Where free, modernized areas exist, like some bigger cities and smaller freer countries - then free though, and freedom from religious oppression can occur. In the countryside, the local clergy are well aware that allowing the locals to question the religious tenets can quickly result in unemployed clergy. They like being lords of creation.

I suppose what saved Europe was the protestant revolution; is it a surprise that the renaissance died to a quagmire in France, Italy and Spain where the catholic church was still strong, while science and exploration flourished more in northern countries like England and Germany where no church was large enough to impose its will on the majority?

I read somewhere once that the social attitude of islamic authorities concluded about 600 years ago, after the flourishing of islam during the dark ages, that scientific enquiry was bad because it let scholars question religious beliefs. About the same time, the religion in Europe was going slowly in the opposite direction - that science was not bad in and of itself.

While it’s true that much classical-era learning was recorded in Greek and Syriac by Middle Eastern Christians in late antiquity and afterwards, there were also thousands of Arabic translations of classical works and thousands more original works in Arabic and Persian extending those fields of knowledge. After about the 7th century CE, the Eastern Christian scholars were bit players compared to members of the Muslim intelligentsia as far as scientific development went. Eastern Christian scholars just didn’t have the numbers or the infrastructure to make comparable contributions.

This may be wandering into GD or IMHO territory, but back when most of these ancient religions were formed, there was no clear contradiction between religion and seeking knowledge about the natural world. I might also make the radical claim that the founders of these religions probably thought they were right!

I think this is part of the key to reconciling the golden age of Islam with present-day conditions-- Islam does encourage exploration and inquiry into the natural world, but once those bounds of that knowledge began to run into facts that contradicted some of the fundamental teachings of the Quran, well, you can see which won out. The fact that by the time things like the Theory of Evolution came along the center of scientific progress had shifted to Europe made it convienient for modern science to be labeled as “western” or “unislamic” science while maintaining (as many do to this day) that there is no contradiction between the Quran as literal truth and science.

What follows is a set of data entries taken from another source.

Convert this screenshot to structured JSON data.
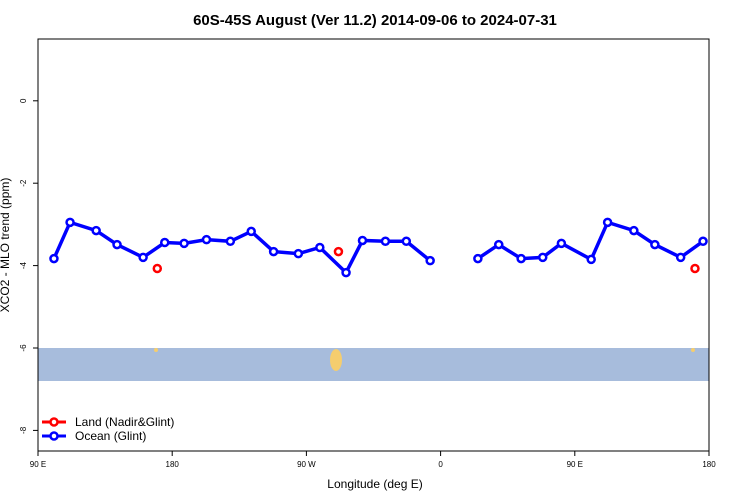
{
  "chart_data": {
    "type": "line",
    "title": "60S-45S August (Ver 11.2)   2014-09-06 to 2024-07-31",
    "x_label": "Longitude (deg E)",
    "y_label": "XCO2 - MLO trend (ppm)",
    "xlim": [
      90,
      540
    ],
    "ylim": [
      -8.5,
      1.5
    ],
    "xticks": [
      {
        "value": 90,
        "label": "90 E"
      },
      180,
      {
        "value": 270,
        "label": "90 W"
      },
      {
        "value": 360,
        "label": "0"
      },
      {
        "value": 450,
        "label": "90 E"
      },
      {
        "value": 540,
        "label": "180"
      }
    ],
    "yticks": [
      0,
      -2,
      -4,
      -6,
      -8
    ],
    "legend": "bottom-left",
    "series": [
      {
        "name": "Land (Nadir&Glint)",
        "color": "#ff0000",
        "x": [
          170,
          291.5,
          530.6
        ],
        "values": [
          -4.07,
          -3.66,
          -4.07
        ]
      },
      {
        "name": "Ocean (Glint)",
        "color": "#0000ff",
        "x": [
          100.7,
          111.5,
          129,
          143,
          160.5,
          175,
          188,
          203,
          219,
          233,
          248,
          264.6,
          279,
          296.6,
          307.6,
          323,
          337,
          353,
          null,
          385,
          399,
          414,
          428.5,
          441,
          461,
          472,
          489.6,
          503.7,
          521,
          536
        ],
        "values": [
          -3.83,
          -2.95,
          -3.15,
          -3.49,
          -3.8,
          -3.44,
          -3.46,
          -3.37,
          -3.41,
          -3.17,
          -3.66,
          -3.71,
          -3.56,
          -4.17,
          -3.39,
          -3.41,
          -3.41,
          -3.88,
          null,
          -3.83,
          -3.49,
          -3.83,
          -3.8,
          -3.46,
          -3.85,
          -2.95,
          -3.15,
          -3.49,
          -3.8,
          -3.41
        ]
      }
    ]
  }
}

Of course there were other political considerations as well-- I think importance of the relatively cosmopolitan nature of the Ottoman Empire can’t be overlooked in the golden age of Islamic science and the decline of Islamic scholarship follows very clearly the decline of some of the more multi-cultural institutions of that empire

Nitpick: Most of what’s generally called “the golden age of Islamic science” (approximately 9th-13th or 9th-15th centuries CE) pre-dated the Ottoman Empire, occurring primarily during the Abbasid Caliphate. Admittedly, the Islamic world under the Abbasids was pretty cosmopolitan and multicultural too.